Other Career Highlights

Additional highlights from Kola's career include the following:

  • Project director for the Faculty Development Program from the NIAAA/NIDA/CSAP (1990-95).
  • Project director of an NIAAA-funded Alcoholism Training Program in the Mandel School's master's program (1975-1982).
  • Project director for an NIAAA-Alcoholism Research Training Program in the Mandel School's doctoral program (1976-1982).
  • Project director for the NIAAA/NCAE-funded National Occupational Program Training Program (1981-1982).
  • Project director of a fellowship program for the study of dual disorders for Mandel School master's students, funded by the Ohio Department of Mental Health and the Alcohol, Drug Addiction and Mental Health Services (ADAMHS) Board of Cuyahoga County (2000-2009).
  • Member of the National Association of Social Workers (NASW) Task Force that developed teaching modules in substance abuse (1992-1994).

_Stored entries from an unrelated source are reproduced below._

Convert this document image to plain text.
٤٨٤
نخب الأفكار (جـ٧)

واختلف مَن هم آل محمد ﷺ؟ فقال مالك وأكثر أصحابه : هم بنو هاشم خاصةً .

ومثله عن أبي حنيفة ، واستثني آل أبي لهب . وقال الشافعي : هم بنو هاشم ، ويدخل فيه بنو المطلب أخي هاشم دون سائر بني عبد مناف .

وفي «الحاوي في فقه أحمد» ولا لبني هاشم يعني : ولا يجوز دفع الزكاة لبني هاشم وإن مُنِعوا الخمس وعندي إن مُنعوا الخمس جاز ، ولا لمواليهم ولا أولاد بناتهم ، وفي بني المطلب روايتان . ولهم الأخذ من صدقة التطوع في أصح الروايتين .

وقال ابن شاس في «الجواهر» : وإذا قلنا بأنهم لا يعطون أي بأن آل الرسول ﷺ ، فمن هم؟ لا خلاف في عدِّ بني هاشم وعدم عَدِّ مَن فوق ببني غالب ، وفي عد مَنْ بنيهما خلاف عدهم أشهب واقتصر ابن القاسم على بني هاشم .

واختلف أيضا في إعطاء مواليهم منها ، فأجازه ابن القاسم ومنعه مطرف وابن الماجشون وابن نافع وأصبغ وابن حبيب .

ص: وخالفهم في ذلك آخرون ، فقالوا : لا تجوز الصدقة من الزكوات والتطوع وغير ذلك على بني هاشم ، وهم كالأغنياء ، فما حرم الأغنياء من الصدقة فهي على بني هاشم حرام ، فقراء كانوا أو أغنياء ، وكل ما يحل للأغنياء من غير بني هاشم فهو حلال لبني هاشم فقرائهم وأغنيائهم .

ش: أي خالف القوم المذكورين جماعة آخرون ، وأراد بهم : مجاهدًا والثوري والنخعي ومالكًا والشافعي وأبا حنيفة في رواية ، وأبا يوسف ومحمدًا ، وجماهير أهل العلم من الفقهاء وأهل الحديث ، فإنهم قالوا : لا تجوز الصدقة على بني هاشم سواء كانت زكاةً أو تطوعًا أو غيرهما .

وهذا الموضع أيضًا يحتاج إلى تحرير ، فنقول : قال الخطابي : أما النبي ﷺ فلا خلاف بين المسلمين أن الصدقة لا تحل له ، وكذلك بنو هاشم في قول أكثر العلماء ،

  • Founding chair of the NASW section on alcohol, tobacco and other drugs (ATOD) and founding editor of the award winning NASW ATOD newsletter, Issues of Substance (1995-1996).
  • Recognized by the Graduate Student Senate of the School of Graduate Studies, Case Western Reserve with the creation of the The Lenore A. Kola Graduate Student Community Service Award, which is awarded annually (2006).
  • Recognized by Case Western Reserve's Flora Stone Mather Alumnae Association Spotlight Series for Women's Scholarship Award for Excellence in Research and Scholarship (2007).
  • Recognized by the Council of Social Work Education's Role and Status of Women in Social Work Education Mentoring Program for her mentoring of a junior faculty member (2010).